You’ve probably heard the story by now. A brilliant student named Han Yaping gets into Tsinghua Medical School—arguably the most prestigious academic track in China. And the internet’s response? Don’t go. Run the other way.
At first, it feels heartbreaking. Why would anyone advise a star student to abandon the path of saving lives? But then you read the details. You see the numbers. And you realize: the advice isn’t cruel—it’s the only honest thing left to say.
Here’s what happens when you choose elite medicine in China today: you spend years in training, unpaid or nearly so. You become a ‘regsheng’ or ‘guipelsheng’—a cheap labor force for hospitals that treat you like a disposable resource. Society expects you to sacrifice, to endure, to ‘give back.’ Meanwhile, your classmates in finance are making real money, building real networks, and buying real apartments.
Let’s call it what it is: moral kidnapping. Society wants heroes, but it refuses to pay for them. It wants doctors who are selfless, but it won’t fund their training. So every time you hear someone say ‘medicine is a calling,’ what they’re really saying is ‘please accept exploitation as a virtue.’
And here’s the part that stings: the system is rigged, and the smartest players know it.
Finance is the escape hatch. Not just any finance—specifically the ecosystem built by Renmin University. Here’s a dirty secret that nobody in the prestige-obsessed world wants to admit: Renmin University’s alumni network in Beijing’s banking and regulatory sectors is more powerful than Tsinghua’s or Peking University’s. Why? Because for years, the top-tier students sneered at jobs in ‘boring’ state-owned banks and financial regulators. They wanted tech, consulting, or start-ups. So Renmin graduates quietly filled the ranks. Now they’re the ones approving loans, setting policy, and hiring the next generation.
Raw prestige is a trap if it breeds arrogance. Pragmatic networking beats institutional brand every time.

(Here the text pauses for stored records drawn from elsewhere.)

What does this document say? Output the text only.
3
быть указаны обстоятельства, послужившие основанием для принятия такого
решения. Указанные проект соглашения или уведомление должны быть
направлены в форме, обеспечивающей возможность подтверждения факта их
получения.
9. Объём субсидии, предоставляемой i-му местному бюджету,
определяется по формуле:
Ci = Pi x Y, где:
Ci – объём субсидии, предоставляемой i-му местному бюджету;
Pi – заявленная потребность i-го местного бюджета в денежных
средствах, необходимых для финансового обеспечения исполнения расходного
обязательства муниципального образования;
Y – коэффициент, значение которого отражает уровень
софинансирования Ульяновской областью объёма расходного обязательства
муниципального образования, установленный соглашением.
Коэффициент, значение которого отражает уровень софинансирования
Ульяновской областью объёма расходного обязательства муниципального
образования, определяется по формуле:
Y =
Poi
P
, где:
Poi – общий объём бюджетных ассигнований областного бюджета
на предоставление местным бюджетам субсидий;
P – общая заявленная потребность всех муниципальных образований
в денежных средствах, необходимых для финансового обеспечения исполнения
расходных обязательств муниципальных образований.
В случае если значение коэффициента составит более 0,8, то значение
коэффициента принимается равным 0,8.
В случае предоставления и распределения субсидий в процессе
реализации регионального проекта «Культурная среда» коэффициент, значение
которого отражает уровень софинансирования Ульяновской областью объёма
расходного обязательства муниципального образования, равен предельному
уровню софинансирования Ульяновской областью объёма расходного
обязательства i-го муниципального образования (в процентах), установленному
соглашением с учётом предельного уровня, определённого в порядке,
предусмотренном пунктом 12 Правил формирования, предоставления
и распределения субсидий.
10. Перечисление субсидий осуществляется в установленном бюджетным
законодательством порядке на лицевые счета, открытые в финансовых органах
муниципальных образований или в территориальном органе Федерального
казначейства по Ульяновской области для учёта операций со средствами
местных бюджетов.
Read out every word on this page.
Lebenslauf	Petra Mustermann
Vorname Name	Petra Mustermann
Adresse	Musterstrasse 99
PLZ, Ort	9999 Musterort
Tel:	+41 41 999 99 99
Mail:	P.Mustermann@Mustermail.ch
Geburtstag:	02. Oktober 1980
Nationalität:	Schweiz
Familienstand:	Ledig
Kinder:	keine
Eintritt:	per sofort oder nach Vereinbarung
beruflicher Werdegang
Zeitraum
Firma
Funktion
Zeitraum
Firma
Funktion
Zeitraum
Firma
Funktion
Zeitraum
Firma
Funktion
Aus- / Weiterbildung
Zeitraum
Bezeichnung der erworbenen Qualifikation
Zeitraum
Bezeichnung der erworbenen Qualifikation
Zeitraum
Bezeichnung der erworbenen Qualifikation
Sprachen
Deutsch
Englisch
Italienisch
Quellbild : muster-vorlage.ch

The math is brutal but simple: a student from a modest background who goes to Renmin University for finance, lands a job at a state-owned bank, and leverages the alumni network will have a better career trajectory—more money, more stability, more influence—than a Tsinghua medical graduate who spends their twenties in poverty and burnout.
This isn’t a hypothetical. It’s the reality that every career counselor, every parent, and every honest friend has to face. Passion is a luxury. Survival is a calculation.
So when you see people advising Han Yaping to skip Tsinghua medicine and go for Renmin finance instead, don’t be sad. Be angry. Angry at a system that forces such a choice. Angry that we’ve built a society where the brightest minds have to choose between their calling and their future.
And if you’re still wondering what to tell a student asking for advice? I’ll make it easy: Don’t be a hero. Be a banker. At least the bank pays you for your time.
FAQ
Q: Is it really that bad to pursue medicine in China?
A: For the top-tier students, yes. The system exploits medical trainees with low pay and long hours, while finance offers immediate financial returns and powerful alumni networks. The math doesn't favor medicine unless you have independent wealth or a passion that can survive poverty.
Q: What practical advice does this give to a student deciding between medicine and finance?
A: If you're from a modest background, finance at a school with a strong alumni network (like Renmin University) is likely the smarter play. Medicine is a noble path, but the system is broken—don't let moral kidnapping pressure you into a life of exploitation. Calculate your ROI like any investment.
Q: Isn't this just a cynical take that ignores the value of saving lives?
A: No. It's a realistic take that acknowledges the value of saving lives but also recognizes that society doesn't pay for that value. The cynicism is in the system, not in the advice. The article argues that we should fix the system—not guilt-trip individuals into sacrificing themselves for it.